Мы как раз достигли свободной скамейки и сели. Вокруг бегали дети, играли в казаков-разбойников. У одного мальчика была очень смешная панамка, красная, с портретом Ленина. Чего только не придумывают пошивщики детской одежды! И он громче всех кричал, претендуя на лидерство, словно изображение великого вождя каким-то таинственным образом вселяло в мальчика часть личности Ульянова.
– Туда! – орал он, простирая вперед руку и не заботясь о том, что этот выпад был до того резким, что другой мальчик чуть не налетел глазом на его локоть. – Они побежали туда!
– Я сколько себя помню, они всегда здесь жили, – ответил мне Кирилл, немного отвлекшись на того же мальчика, а потом вспомнив, что еще не дал ответа.
Что-то не то… Что-то не то…
Вдруг Кирилл полез в карман.
– Чуть не забыл. У меня ведь для тебя есть подарок. Вуаля! Шоколадка. Хочешь?
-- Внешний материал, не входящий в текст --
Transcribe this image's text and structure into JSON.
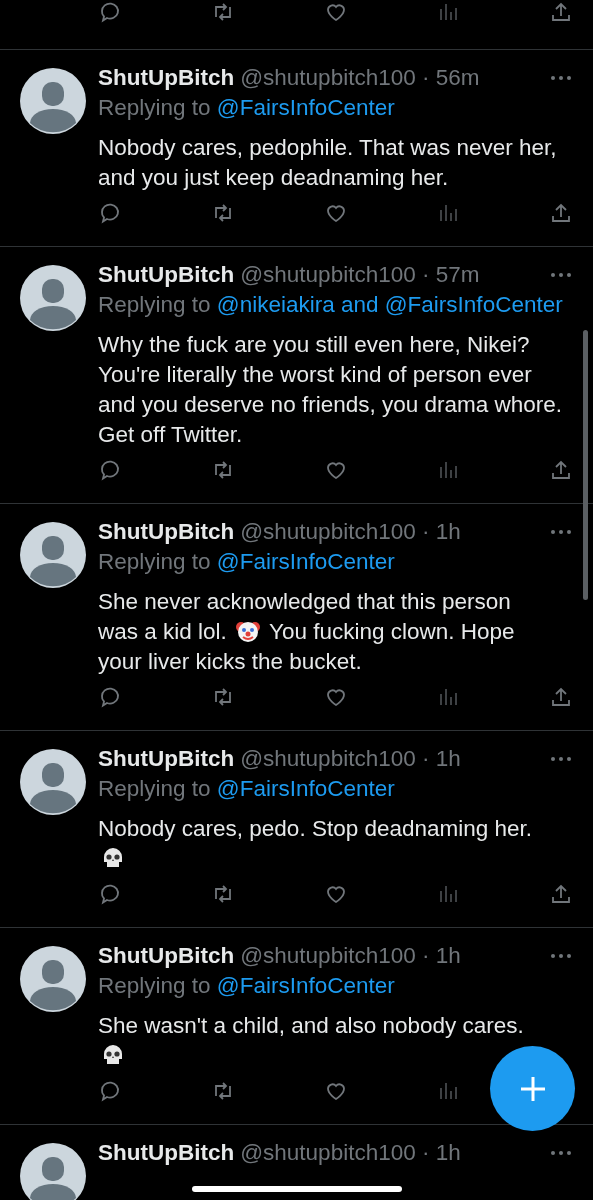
{
  "tweets": [
    {
      "name": "ShutUpBitch",
      "meta": "@shutupbitch100 · 56m",
      "reply_prefix": "Replying to",
      "reply_to": "@FairsInfoCenter",
      "body": [
        {
          "kind": "text",
          "text": "Nobody cares, pedophile. That was never her, and you just keep deadnaming her."
        }
      ]
    },
    {
      "name": "ShutUpBitch",
      "meta": "@shutupbitch100 · 57m",
      "reply_prefix": "Replying to",
      "reply_to": "@nikeiakira and @FairsInfoCenter",
      "body": [
        {
          "kind": "text",
          "text": "Why the fuck are you still even here, Nikei? You're literally the worst kind of person ever and you deserve no friends, you drama whore. Get off Twitter."
        }
      ]
    },
    {
      "name": "ShutUpBitch",
      "meta": "@shutupbitch100 · 1h",
      "reply_prefix": "Replying to",
      "reply_to": "@FairsInfoCenter",
      "body": [
        {
          "kind": "text",
          "text": "She never acknowledged that this person"
        },
        {
          "kind": "text",
          "text": "was a kid lol."
        },
        {
          "kind": "clown"
        },
        {
          "kind": "text",
          "text": "You fucking clown. Hope"
        },
        {
          "kind": "text",
          "text": "your liver kicks the bucket."
        }
      ]
    },
    {
      "name": "ShutUpBitch",
      "meta": "@shutupbitch100 · 1h",
      "reply_prefix": "Replying to",
      "reply_to": "@FairsInfoCenter",
      "body": [
        {
          "kind": "text",
          "text": "Nobody cares, pedo. Stop deadnaming her."
        },
        {
          "kind": "skull"
        }
      ]
    },
    {
      "name": "ShutUpBitch",
      "meta": "@shutupbitch100 · 1h",
      "reply_prefix": "Replying to",
      "reply_to": "@FairsInfoCenter",
      "body": [
        {
          "kind": "text",
          "text": "She wasn't a child, and also nobody cares."
        },
        {
          "kind": "skull"
        }
      ]
    },
    {
      "name": "ShutUpBitch",
      "meta": "@shutupbitch100 · 1h"
    }
  ]
}
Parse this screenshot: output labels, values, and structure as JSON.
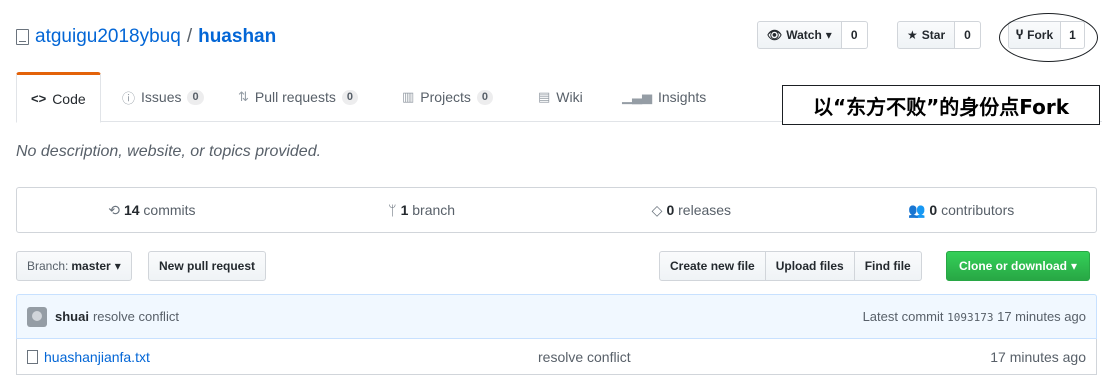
{
  "repo": {
    "owner": "atguigu2018ybuq",
    "separator": "/",
    "name": "huashan"
  },
  "social": {
    "watch": {
      "label": "Watch",
      "icon": "eye-icon",
      "caret": "▾",
      "count": "0"
    },
    "star": {
      "label": "Star",
      "icon": "star-icon",
      "count": "0"
    },
    "fork": {
      "label": "Fork",
      "icon": "fork-icon",
      "count": "1"
    }
  },
  "tabs": [
    {
      "label": "Code",
      "icon": "code-icon",
      "selected": true
    },
    {
      "label": "Issues",
      "icon": "issue-icon",
      "count": "0"
    },
    {
      "label": "Pull requests",
      "icon": "pull-request-icon",
      "count": "0"
    },
    {
      "label": "Projects",
      "icon": "project-icon",
      "count": "0"
    },
    {
      "label": "Wiki",
      "icon": "book-icon"
    },
    {
      "label": "Insights",
      "icon": "graph-icon"
    }
  ],
  "annotation": "以“东方不败”的身份点Fork",
  "description": "No description, website, or topics provided.",
  "summary": {
    "commits": {
      "num": "14",
      "label": "commits"
    },
    "branches": {
      "num": "1",
      "label": "branch"
    },
    "releases": {
      "num": "0",
      "label": "releases"
    },
    "contributors": {
      "num": "0",
      "label": "contributors"
    }
  },
  "file_nav": {
    "branch_label": "Branch:",
    "branch_value": "master",
    "new_pr": "New pull request",
    "create_file": "Create new file",
    "upload_files": "Upload files",
    "find_file": "Find file",
    "clone": "Clone or download"
  },
  "latest_commit": {
    "author": "shuai",
    "message": "resolve conflict",
    "prefix": "Latest commit",
    "sha": "1093173",
    "age": "17 minutes ago"
  },
  "files": [
    {
      "name": "huashanjianfa.txt",
      "message": "resolve conflict",
      "age": "17 minutes ago"
    }
  ],
  "colors": {
    "accent": "#0366d6",
    "tab_active": "#e36209",
    "clone_green": "#28a745"
  }
}
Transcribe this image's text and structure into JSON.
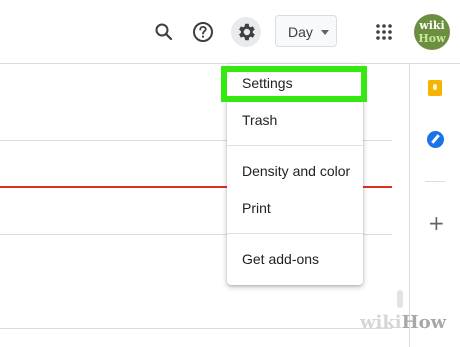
{
  "header": {
    "view_select": {
      "label": "Day"
    },
    "avatar": {
      "line1": "wiki",
      "line2": "How"
    }
  },
  "menu": {
    "items": [
      {
        "label": "Settings"
      },
      {
        "label": "Trash"
      },
      {
        "label": "Density and color"
      },
      {
        "label": "Print"
      },
      {
        "label": "Get add-ons"
      }
    ]
  },
  "colors": {
    "highlight": "#35e80f",
    "now_line": "#d93025",
    "keep": "#f4b400",
    "tasks": "#1a73e8"
  },
  "watermark": {
    "part1": "wiki",
    "part2": "How"
  }
}
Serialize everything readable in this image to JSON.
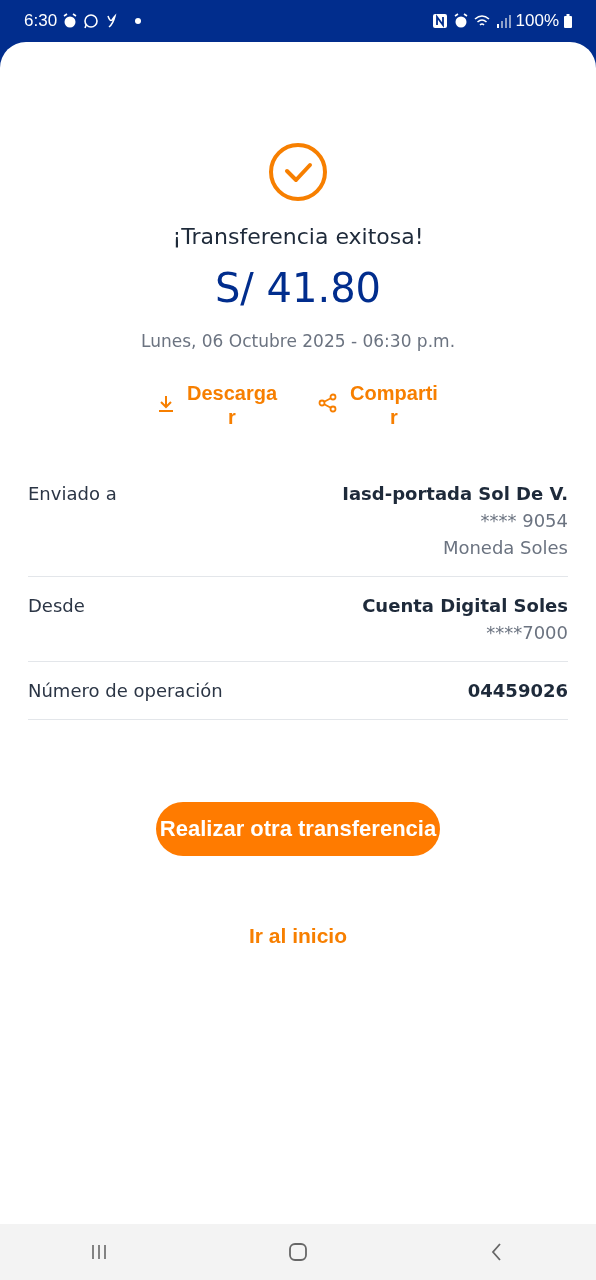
{
  "status_bar": {
    "time": "6:30",
    "battery": "100%"
  },
  "result": {
    "title": "¡Transferencia exitosa!",
    "amount": "S/ 41.80",
    "date": "Lunes, 06 Octubre 2025 - 06:30 p.m."
  },
  "actions": [
    {
      "kind": "download",
      "label": "Descargar"
    },
    {
      "kind": "share",
      "label": "Compartir"
    }
  ],
  "details": [
    {
      "label": "Enviado a",
      "lines": [
        "Iasd-portada Sol De V.",
        "**** 9054",
        "Moneda Soles"
      ]
    },
    {
      "label": "Desde",
      "lines": [
        "Cuenta Digital Soles",
        "****7000"
      ]
    },
    {
      "label": "Número de operación",
      "lines": [
        "04459026"
      ]
    }
  ],
  "primary_button": "Realizar otra transferencia",
  "link": "Ir al inicio"
}
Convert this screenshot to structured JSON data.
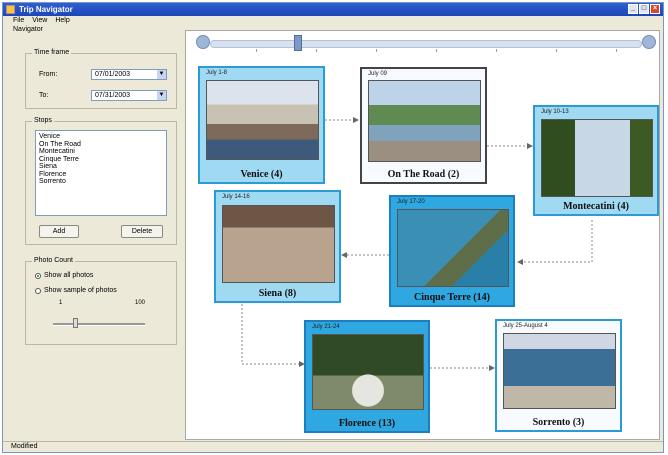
{
  "window": {
    "title": "Trip Navigator"
  },
  "menu": [
    "File",
    "View",
    "Help"
  ],
  "panel_label": "Navigator",
  "timeframe": {
    "legend": "Time frame",
    "from_label": "From:",
    "from_value": "07/01/2003",
    "to_label": "To:",
    "to_value": "07/31/2003"
  },
  "stops": {
    "legend": "Stops",
    "items": [
      "Venice",
      "On The Road",
      "Montecatini",
      "Cinque Terre",
      "Siena",
      "Florence",
      "Sorrento"
    ],
    "add_label": "Add",
    "delete_label": "Delete"
  },
  "photo_count": {
    "legend": "Photo Count",
    "option1": "Show all photos",
    "option2": "Show sample of photos",
    "selected": 1,
    "scale_min": "1",
    "scale_max": "100"
  },
  "status": "Modified",
  "cards": [
    {
      "date": "July 1-8",
      "name": "Venice (4)",
      "style": "light"
    },
    {
      "date": "July 09",
      "name": "On The Road (2)",
      "style": "white"
    },
    {
      "date": "July 10-13",
      "name": "Montecatini (4)",
      "style": "light"
    },
    {
      "date": "July 14-16",
      "name": "Siena (8)",
      "style": "light"
    },
    {
      "date": "July 17-20",
      "name": "Cinque Terre (14)",
      "style": "deep"
    },
    {
      "date": "July 21-24",
      "name": "Florence (13)",
      "style": "deep"
    },
    {
      "date": "July 25-August 4",
      "name": "Sorrento (3)",
      "style": "white"
    }
  ],
  "colors": {
    "title_bar": "#1c46b8",
    "card_light": "#9fd9f2",
    "card_deep": "#2fa7e0",
    "card_border": "#2a9bd4"
  }
}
Увидав в его руках плитку, я чуть не зарыдала от восторга.
– Шоколадка! Шоколадка!
– Кушай-кушай, маленькая, – погладил он меня шутливо по макушке. – Вырастешь – сама сможешь покупать, а пока бери, что дядя дает.
– Спасибо, дядя Кирилл! – тоненьким голосочком спародировала я детский альт и поводила щекой по его оголенному плечу: на Кире была надета зеленая борцовка, которая необычайно шла к его глазам и рыжим волосам.
Ребятня с удивлением пронаблюдала сей спектакль, и «Ленин» догадался:
– Они, наверное, больные. У моей тетки сын тоже дебил. Но она сильно ругается, когда я его так называю.
– А ну пшли отсюда! – с нарочитой злостью выкрикнул Кирюха и, приподнявшись, топнул ногой, словно собирался подбежать к ним, чтобы накостылять. Малявки тут же бросились врассыпную.